A small amount of further investigation provided the answer: background jobs
deleting from high concurrency had overlapped. This meant that multiple jobs
were attempting to do the same deletes over and over again while the application
was still trying to insert into those tables, causing locks and UNDO contention!
That also provided the answer to the question of why the
performance problem was not detected in the morning. The system was able
to provide reasonable response time because of the the smaller amount of UNDO
that was being generated during the less busy morning hours. However, once
things ramped up in the afternoon, (and with fast start parallel rollback taking
so much horsepower), the structure of their system started breaking down at all
levels. Prior to calling me, the client also did a shutdown abort and a
Dataguard failover, which unfortunately made the problem worse because
there was more UNDO to recover. The result was a catastrophic UNDO pile up.
The Solution
In the end though, we cant blame UNDO for the performance problem. It was only
doing its job, trying to preserve the integrity of the system. However, we can
take away two things from this problem:
- Remember the fast_start_parallel_rollback parm -
In the case of excessive CPU usage due to UNDO following an instance
failure, SMON can be throttled with the FAST_START_PARALLEL_ROLLBACK
parameter. You can monitor the progress using the V$FAST_START_TRANSACTIONS
view.
- Put control mechanisms in your application jobs -
Any scripts that perform DML should include a portion at the top that checks
to see if it is already running (ps -ef | grep [p]urge.sh for
instance).

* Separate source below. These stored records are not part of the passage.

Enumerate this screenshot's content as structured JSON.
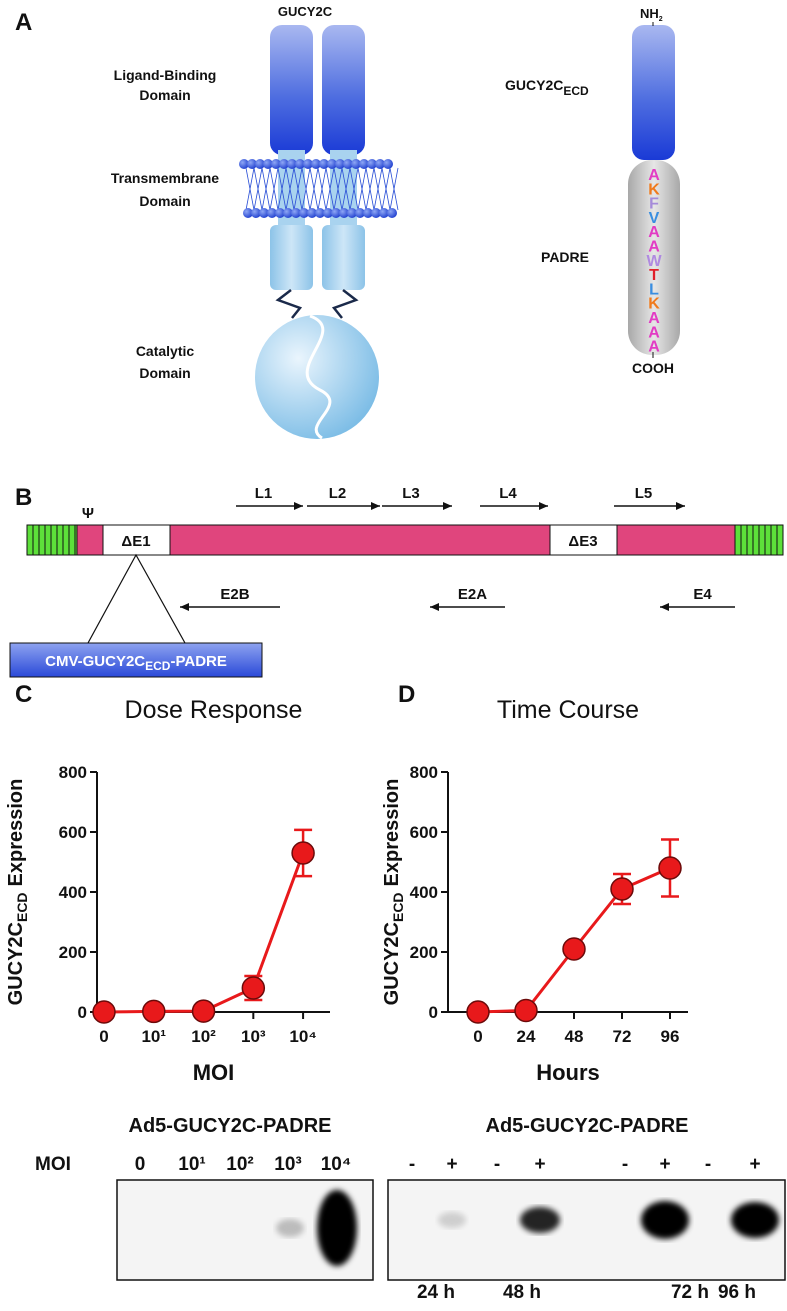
{
  "panels": {
    "a": "A",
    "b": "B",
    "c": "C",
    "d": "D"
  },
  "panel_a": {
    "receptor_title": "GUCY2C",
    "ligand_binding": [
      "Ligand-Binding",
      "Domain"
    ],
    "transmembrane": [
      "Transmembrane",
      "Domain"
    ],
    "catalytic": [
      "Catalytic",
      "Domain"
    ],
    "nh": "NH",
    "nh_sub": "2",
    "ecd_name": "GUCY2C",
    "ecd_sub": "ECD",
    "padre": "PADRE",
    "padre_seq": [
      "A",
      "K",
      "F",
      "V",
      "A",
      "A",
      "W",
      "T",
      "L",
      "K",
      "A",
      "A",
      "A"
    ],
    "cooh": "COOH"
  },
  "panel_b": {
    "psi": "Ψ",
    "deletions": [
      "ΔE1",
      "ΔE3"
    ],
    "late": [
      "L1",
      "L2",
      "L3",
      "L4",
      "L5"
    ],
    "early": [
      "E2B",
      "E2A",
      "E4"
    ],
    "insert": [
      "CMV-GUCY2C",
      "ECD",
      "-PADRE"
    ]
  },
  "chart_data": [
    {
      "type": "line",
      "title": "Dose Response",
      "x_label": "MOI",
      "y_label": [
        "GUCY2C",
        "ECD",
        "Expression"
      ],
      "categories": [
        "0",
        "10¹",
        "10²",
        "10³",
        "10⁴"
      ],
      "values": [
        0,
        2,
        3,
        80,
        530
      ],
      "errors": [
        null,
        null,
        null,
        40,
        77
      ],
      "color": "#e8191b",
      "ylim": [
        0,
        800
      ],
      "yticks": [
        0,
        200,
        400,
        600,
        800
      ]
    },
    {
      "type": "line",
      "title": "Time Course",
      "x_label": "Hours",
      "y_label": [
        "GUCY2C",
        "ECD",
        "Expression"
      ],
      "x": [
        0,
        24,
        48,
        72,
        96
      ],
      "xlim": [
        -15,
        105
      ],
      "xticks": [
        0,
        24,
        48,
        72,
        96
      ],
      "values": [
        0,
        5,
        210,
        410,
        480
      ],
      "errors": [
        null,
        null,
        null,
        50,
        95
      ],
      "color": "#e8191b",
      "ylim": [
        0,
        800
      ],
      "yticks": [
        0,
        200,
        400,
        600,
        800
      ]
    }
  ],
  "blots": [
    {
      "title": "Ad5-GUCY2C-PADRE",
      "row_label": "MOI",
      "lanes": [
        "0",
        "10¹",
        "10²",
        "10³",
        "10⁴"
      ]
    },
    {
      "title": "Ad5-GUCY2C-PADRE",
      "lanes": [
        "-",
        "+",
        "-",
        "+",
        "-",
        "+",
        "-",
        "+"
      ],
      "times": [
        "24 h",
        "48 h",
        "72 h",
        "96 h"
      ]
    }
  ]
}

This will take care of overlapping process issues that are bound
to cause contention. In addition, avoid unnecessary DML. Do you really need
to insert/update/delete as much as you are? Is there another way that
perhaps uses memory, or even flat files to avoid a constant barrage on the
database layer?
In the end, the big conclusion is this: anything in excess can
be problematic, especially when there are waits involved.